Janey and Campbell have both embraced progressive values to varying degrees. Janey supports rent stabilization policies strikingly similar to Wu’s, and as acting mayor she cut police spending in the fiscal year 2022 budget. Campbell opposes rent control but pushed for deeper cuts to the police budget.
On the campaign trail
As was the case last year, the basic mechanics of campaigning are being upended by the COVID pandemic and Boston’s early voting provisions.
The early start to voting is narrowing the window in which campaign activity can make a difference, according to former Massachusetts Democratic State Committee Chairman John Walsh.
“There’s still a little bit of an opportunity to convince more people,” Walsh said.
Large indoor events may be out of bounds as the Delta variant continues to spread in Massachusetts, but Saturday saw Janey supporters hold a rally in Mattapan Square, where former Councilor Charles Yancey and District 5 Councilor Ricardo Arroyo fired up the crowd. Yancey, who said he met Janey while she was working as an education advocate, said her experience in office shows she’s the right fit for the office.
“She will be unbought and unbossed, just like Shirley Chisholm,” he said.
Janey said her work in office is an extension of the work that Yancey and former councilors Felix D. Arroyo and Chuck Turner accomplished in decades past.
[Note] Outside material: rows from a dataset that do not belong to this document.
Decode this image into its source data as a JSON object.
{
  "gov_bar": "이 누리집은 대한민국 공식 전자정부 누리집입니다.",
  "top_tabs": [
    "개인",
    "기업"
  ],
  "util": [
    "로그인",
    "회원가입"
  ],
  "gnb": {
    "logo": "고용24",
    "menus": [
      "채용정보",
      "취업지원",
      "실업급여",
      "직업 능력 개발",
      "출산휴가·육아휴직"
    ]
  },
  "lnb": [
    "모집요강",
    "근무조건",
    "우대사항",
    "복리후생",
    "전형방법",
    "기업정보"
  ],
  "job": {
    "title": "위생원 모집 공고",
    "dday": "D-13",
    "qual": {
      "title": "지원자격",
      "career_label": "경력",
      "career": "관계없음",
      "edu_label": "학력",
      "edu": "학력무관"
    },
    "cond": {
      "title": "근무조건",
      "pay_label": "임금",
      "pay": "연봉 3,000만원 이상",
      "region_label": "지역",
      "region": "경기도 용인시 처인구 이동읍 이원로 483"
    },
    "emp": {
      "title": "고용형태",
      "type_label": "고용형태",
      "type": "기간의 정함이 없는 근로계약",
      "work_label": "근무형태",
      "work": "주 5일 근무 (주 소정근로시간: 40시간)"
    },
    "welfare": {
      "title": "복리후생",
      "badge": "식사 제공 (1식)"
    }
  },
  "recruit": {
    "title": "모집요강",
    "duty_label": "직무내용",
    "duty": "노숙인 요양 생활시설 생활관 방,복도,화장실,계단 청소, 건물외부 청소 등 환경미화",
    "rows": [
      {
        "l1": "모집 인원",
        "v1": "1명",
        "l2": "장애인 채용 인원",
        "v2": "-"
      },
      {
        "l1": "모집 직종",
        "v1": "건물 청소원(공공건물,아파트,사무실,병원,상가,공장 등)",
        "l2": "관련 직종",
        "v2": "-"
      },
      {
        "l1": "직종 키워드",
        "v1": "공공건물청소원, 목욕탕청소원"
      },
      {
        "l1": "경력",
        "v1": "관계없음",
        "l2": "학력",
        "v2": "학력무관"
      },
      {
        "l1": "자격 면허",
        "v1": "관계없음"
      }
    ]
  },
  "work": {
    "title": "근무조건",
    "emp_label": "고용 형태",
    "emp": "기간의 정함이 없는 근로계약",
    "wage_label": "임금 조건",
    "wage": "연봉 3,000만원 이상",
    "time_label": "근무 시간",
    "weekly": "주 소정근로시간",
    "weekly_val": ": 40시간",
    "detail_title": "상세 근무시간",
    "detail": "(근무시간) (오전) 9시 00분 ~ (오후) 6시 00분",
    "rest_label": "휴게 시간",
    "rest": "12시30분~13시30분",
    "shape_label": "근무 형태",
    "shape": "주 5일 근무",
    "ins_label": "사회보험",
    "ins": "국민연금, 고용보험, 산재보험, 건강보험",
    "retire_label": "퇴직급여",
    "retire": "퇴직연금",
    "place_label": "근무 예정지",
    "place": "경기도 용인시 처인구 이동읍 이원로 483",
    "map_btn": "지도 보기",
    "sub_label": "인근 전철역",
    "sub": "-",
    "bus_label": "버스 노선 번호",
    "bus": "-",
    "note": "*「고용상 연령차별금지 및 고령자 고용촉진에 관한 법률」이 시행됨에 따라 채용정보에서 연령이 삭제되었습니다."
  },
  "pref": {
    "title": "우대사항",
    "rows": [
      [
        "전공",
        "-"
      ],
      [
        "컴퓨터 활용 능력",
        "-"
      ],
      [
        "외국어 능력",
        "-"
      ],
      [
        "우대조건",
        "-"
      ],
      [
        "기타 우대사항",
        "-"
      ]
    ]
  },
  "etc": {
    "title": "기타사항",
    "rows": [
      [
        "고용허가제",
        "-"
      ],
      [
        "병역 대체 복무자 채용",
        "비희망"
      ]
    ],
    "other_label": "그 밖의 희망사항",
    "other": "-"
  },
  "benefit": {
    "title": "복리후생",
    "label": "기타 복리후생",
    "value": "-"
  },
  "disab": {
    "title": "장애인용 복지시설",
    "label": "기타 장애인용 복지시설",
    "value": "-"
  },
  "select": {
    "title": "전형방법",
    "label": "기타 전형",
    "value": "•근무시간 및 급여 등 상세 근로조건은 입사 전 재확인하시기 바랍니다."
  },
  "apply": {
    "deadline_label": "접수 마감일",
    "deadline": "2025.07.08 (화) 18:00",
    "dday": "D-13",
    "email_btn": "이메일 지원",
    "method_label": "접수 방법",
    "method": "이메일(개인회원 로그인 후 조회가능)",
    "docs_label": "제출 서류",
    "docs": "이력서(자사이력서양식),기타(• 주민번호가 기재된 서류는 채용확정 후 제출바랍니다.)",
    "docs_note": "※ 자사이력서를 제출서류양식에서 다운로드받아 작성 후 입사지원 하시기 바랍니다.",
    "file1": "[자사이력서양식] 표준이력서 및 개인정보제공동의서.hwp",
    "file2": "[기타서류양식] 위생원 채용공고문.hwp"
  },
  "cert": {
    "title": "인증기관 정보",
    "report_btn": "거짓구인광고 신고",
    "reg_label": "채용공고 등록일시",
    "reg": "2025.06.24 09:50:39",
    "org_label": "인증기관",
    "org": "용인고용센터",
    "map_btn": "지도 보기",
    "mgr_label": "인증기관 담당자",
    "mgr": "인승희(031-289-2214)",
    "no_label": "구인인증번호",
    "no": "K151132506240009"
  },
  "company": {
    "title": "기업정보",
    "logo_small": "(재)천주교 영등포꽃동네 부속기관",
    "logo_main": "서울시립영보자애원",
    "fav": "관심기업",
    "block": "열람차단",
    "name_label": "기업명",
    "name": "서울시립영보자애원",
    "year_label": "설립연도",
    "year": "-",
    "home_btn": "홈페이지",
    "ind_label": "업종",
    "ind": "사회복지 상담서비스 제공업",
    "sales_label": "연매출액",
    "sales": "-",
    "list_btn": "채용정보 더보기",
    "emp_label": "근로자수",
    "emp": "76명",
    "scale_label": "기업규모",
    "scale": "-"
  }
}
“I stand on their shoulders,” she said.
Candidates crisscrossed the city over the weekend as the Sept. 14 drew near. On Saturday morning, supporters of Michelle Wu and Annissa Essaibi George occupied the traffic circle in front of the Holy Name church in West Roxbury.
Holding a Wu sign, lifelong West Roxbury resident Frank Sullivan reflected on the unprecedented nature of the race, in which four women of color and a Black man are the front runners of the mayor’s seat.
“It is historical when you think about the impact of this race and what it means,” he said. “People across the city do realize the historical significance of this moment.”